Vous avez fréquemment fait l’éloge du Président de la BNDES (Banque nationale pour le développement économique et social). Pourquoi?
 J’ai lu les déclarations de Carlos Lessa et je sens qu’il est désireux de voir les politiques économiques changer. Je vois qu’il a affirmé, devant le président de la Banque centrale, que le Brésil ne progresserait et ne se développerait pas tant que les taux d’intérêts réels resteraient supérieurs à 5 % par an.

Le président de la BNDES n’est pas le seul. Dans différentes parties du gouvernement, des voix dissidentes se font entendre sur des sujets capitaux. Tous les ministres ne sont pas d’accord, par exemple, avec la réforme agraire comme la défend le MST.
 Lors des précédentes élections, les gens ont voté pour des changements, contre le néolibéralisme. Néanmoins, le gouvernement n’a pas une composition unifiée. Nous avons des ministres néolibéraux, des ministres entre les deux qui pensent simplement à des réformes partielles, et des ministres qui se sont engagés pour un projet populaire. Mais il ne s’agit pas de la question la plus importante. Fondamentalement, le débat interne reflète un débat qui existe dans la société. Le véritable problème, c’est la définition d’un projet pour le pays. Le gouvernement seul n’a pas les forces pour virer de bord et mettre en place un nouveau projet.

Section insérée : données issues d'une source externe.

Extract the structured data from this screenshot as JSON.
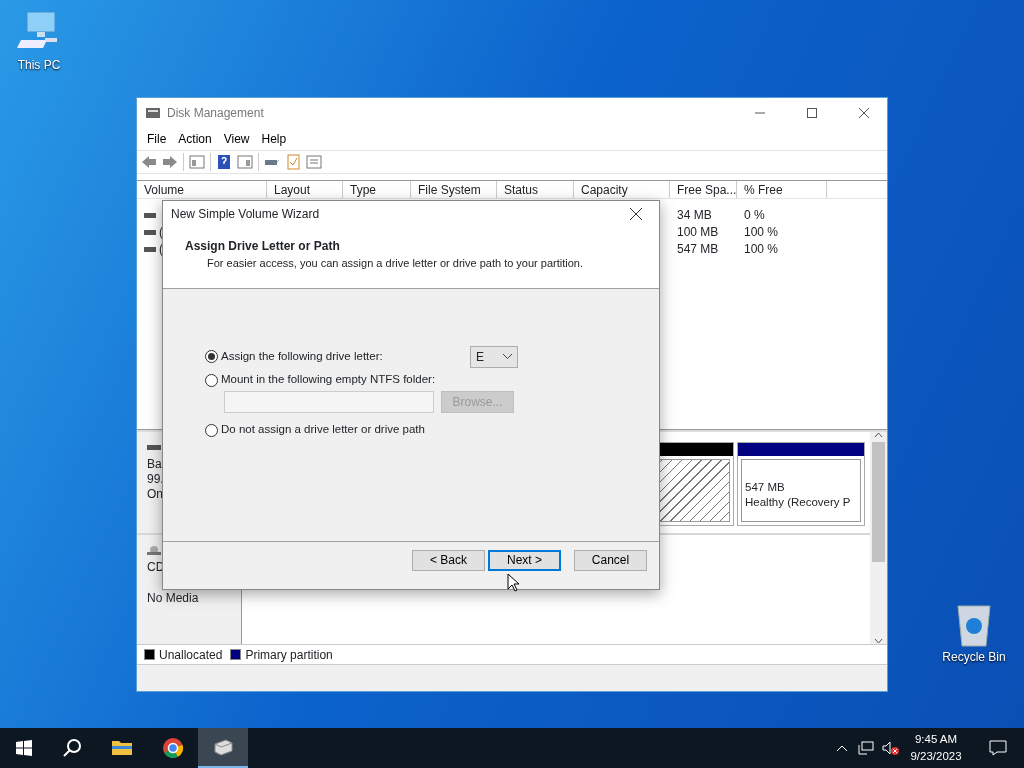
{
  "desktop_icons": [
    {
      "kind": "pc",
      "label": "This PC"
    },
    {
      "kind": "bin",
      "label": "Recycle Bin"
    }
  ],
  "window": {
    "title": "Disk Management",
    "menu": [
      "File",
      "Action",
      "View",
      "Help"
    ],
    "table": {
      "columns": [
        "Volume",
        "Layout",
        "Type",
        "File System",
        "Status",
        "Capacity",
        "Free Spa...",
        "% Free"
      ],
      "rows": [
        {
          "free_space": "34 MB",
          "pct_free": "0 %"
        },
        {
          "volume": "(",
          "free_space": "100 MB",
          "pct_free": "100 %"
        },
        {
          "volume": "(",
          "free_space": "547 MB",
          "pct_free": "100 %"
        }
      ]
    },
    "disks": [
      {
        "kind": "disk",
        "label_lines": [
          "Ba",
          "99.",
          "On"
        ],
        "partitions": [
          {
            "kind": "unallocated",
            "selected": true
          },
          {
            "kind": "primary",
            "selected": false,
            "size": "547 MB",
            "status": "Healthy (Recovery P"
          }
        ]
      },
      {
        "kind": "cdrom",
        "label_lines": [
          "CD"
        ],
        "note": "No Media"
      }
    ],
    "legend": [
      {
        "label": "Unallocated",
        "color": "#000000"
      },
      {
        "label": "Primary partition",
        "color": "#000080"
      }
    ]
  },
  "dialog": {
    "title": "New Simple Volume Wizard",
    "heading": "Assign Drive Letter or Path",
    "subheading": "For easier access, you can assign a drive letter or drive path to your partition.",
    "options": [
      {
        "kind": "letter",
        "label": "Assign the following drive letter:",
        "selected": true
      },
      {
        "kind": "folder",
        "label": "Mount in the following empty NTFS folder:",
        "selected": false
      },
      {
        "kind": "none",
        "label": "Do not assign a drive letter or drive path",
        "selected": false
      }
    ],
    "drive_letter": "E",
    "browse": {
      "label": "Browse...",
      "disabled": true
    },
    "buttons": [
      {
        "label": "< Back",
        "focused": false
      },
      {
        "label": "Next >",
        "focused": true
      },
      {
        "label": "Cancel",
        "focused": false
      }
    ]
  },
  "taskbar": {
    "apps": [
      {
        "kind": "explorer",
        "active": false
      },
      {
        "kind": "chrome",
        "active": false
      },
      {
        "kind": "diskmgmt",
        "active": true
      }
    ],
    "time": "9:45 AM",
    "date": "9/23/2023"
  }
}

Il semble que les mouvements sociaux n’ont pas non plus les forces pour le moment d’imposer des changements sur la politique économique.
 Vous avez raison. Nous avons toutes les conditions objectives pour mobiliser les gens parce que les problèmes s’aggravent. Chaque emploi à solliciter amène des milliers de personnes, formant des queues sans fin. A chaque orage, des gens meurent par manque de conditions de vie convenables et parce que les services publics ont été sucés jusqu’au dernier sou. Néanmoins, les mouvements de masse sont dans une période de déclin depuis 1989. Notre travail est d’instruire de manière permanente les masses afin de stimuler les gens à prendre conscience des choses, à se mobiliser, à discuter d’un nouveau plan pour la société et à se battre. Sans une mobilisation populaire, il n’y aura pas de changements.

Cela signifie-t-il que vous essayez de rassembler des forces ?
 Ce n’est pas le moment de planter des salades ; c’est le moment de planter des arbres. Un de ces jours, ils commenceront à porter leurs fruits.